Parent’s Paying for Their Children’s Tuition With Taxes?

“Many former students, who took out loans to get through college, are finding it hard to pay the money back. Lenders are tightening up on the scholars too. And the Bush Administration is so alarmed at the thought of all the college keg parties that might be canceled; it has proposed to buy student loans from the lenders.

“Where will it get the money, you ask? From taxpayers, of course. Who are the taxpayers? The parents of the students, obviously. Then, why not let the parents keep their money and pay for their own children’s education?”

– The Daily Reckoning

This is what I like to call “Inverted Economics”. The professional community explains the issue one way while the classical economists laugh at its complexity.

Why do we pay taxes for things we may otherwise pay for ourselves? If there was need for a major highway, I would understand. No individual or business would want the burden, and besides, it would often be unprofitable. So we pool together our funds, give it to the government as a joint account to build roads for us. This contribution, or “social investment” if you will, is called “taxes”.
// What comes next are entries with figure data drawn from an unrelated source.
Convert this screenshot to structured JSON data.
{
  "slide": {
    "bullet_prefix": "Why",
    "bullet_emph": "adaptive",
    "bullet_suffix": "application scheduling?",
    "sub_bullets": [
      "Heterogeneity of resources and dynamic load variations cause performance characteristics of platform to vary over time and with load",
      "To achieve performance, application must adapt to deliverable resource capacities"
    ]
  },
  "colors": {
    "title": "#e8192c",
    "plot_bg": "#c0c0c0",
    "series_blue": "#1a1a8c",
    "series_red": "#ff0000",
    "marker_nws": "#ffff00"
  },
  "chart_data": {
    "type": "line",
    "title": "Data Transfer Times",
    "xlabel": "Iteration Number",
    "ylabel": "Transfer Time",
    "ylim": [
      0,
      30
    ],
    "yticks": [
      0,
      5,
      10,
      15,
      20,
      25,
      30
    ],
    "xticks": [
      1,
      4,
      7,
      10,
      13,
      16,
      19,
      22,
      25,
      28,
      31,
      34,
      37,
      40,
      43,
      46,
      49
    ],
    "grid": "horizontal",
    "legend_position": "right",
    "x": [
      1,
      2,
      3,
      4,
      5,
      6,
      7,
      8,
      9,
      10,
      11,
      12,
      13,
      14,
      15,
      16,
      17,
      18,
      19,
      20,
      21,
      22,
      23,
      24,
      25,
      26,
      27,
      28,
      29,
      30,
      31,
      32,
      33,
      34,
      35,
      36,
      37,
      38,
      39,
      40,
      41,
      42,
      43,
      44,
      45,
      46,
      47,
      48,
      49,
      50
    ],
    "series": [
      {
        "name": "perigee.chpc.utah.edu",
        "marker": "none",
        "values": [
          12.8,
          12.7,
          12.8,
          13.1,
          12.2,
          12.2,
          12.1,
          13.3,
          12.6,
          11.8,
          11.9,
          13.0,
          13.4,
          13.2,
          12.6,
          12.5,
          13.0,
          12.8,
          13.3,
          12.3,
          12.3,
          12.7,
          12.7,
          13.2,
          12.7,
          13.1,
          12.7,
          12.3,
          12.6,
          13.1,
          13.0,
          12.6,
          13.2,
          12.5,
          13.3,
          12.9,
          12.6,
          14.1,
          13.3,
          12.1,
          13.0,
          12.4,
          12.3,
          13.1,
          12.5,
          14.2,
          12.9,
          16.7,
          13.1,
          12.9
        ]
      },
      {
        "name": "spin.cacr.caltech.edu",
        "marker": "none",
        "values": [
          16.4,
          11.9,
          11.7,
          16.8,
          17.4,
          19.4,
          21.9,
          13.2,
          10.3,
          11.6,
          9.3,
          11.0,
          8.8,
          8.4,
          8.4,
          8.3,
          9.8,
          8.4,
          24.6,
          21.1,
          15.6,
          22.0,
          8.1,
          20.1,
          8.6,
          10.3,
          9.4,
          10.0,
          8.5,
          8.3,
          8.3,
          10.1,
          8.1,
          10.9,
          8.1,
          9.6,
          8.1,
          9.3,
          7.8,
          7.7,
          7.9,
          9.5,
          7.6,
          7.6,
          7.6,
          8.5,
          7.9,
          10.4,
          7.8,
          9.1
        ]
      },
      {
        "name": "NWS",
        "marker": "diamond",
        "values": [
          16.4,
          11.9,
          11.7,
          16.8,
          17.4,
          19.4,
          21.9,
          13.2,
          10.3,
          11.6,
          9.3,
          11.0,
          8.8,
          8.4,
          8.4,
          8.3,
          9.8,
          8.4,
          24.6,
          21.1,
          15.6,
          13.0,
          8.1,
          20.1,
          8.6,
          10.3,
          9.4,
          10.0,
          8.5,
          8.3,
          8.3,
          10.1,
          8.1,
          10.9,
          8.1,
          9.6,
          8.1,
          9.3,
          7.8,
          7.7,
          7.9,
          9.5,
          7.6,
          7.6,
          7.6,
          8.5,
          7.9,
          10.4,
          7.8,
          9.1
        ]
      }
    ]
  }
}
But what happens when we can otherwise pay for such things? Eventually taxes will be necessary to fund an ongoing war, a trade deficit and an exorbitantly high standard of living. Maybe in this case families with kids in college perceive themselves too foolish to personally hassle with the funds of tuitions and ask of the Government bureaucrats to instead just send them the bill, albeit in their tax form. [Unfortunately though, the country is shared by all and the bill will also be such].

Classical economics dating back to Adam Smith in the late 1770s, with history as its guide, has shown that all trade eventually comes full circle. The smart creditors who offer services to those in good standings, get paid. The foolish ones who cared more about their interests than their safety are taught the valuable lessons of risk and reward for the future, while their funds are handed, through the “invisible hand”, to those who will treat it with more respect, reserve and humility.

In the book “Economics in One Lesson”, Henry Hazlitt puts together the case that many economists today focus on short-term instances as oppose to also looking at the long-term effects, and on a specific group, without also considering the consequences, or rewards, of many groups, or to the economy as a whole.

Investing should be no different. We must always look beyond the horizon and pat attention to what the headlines may tell us tomorrow, not just what they “gibber” today.

Thus our multi-year investments still stand unscathed and unchallenged by the gyrations of both news, nuisances and markets.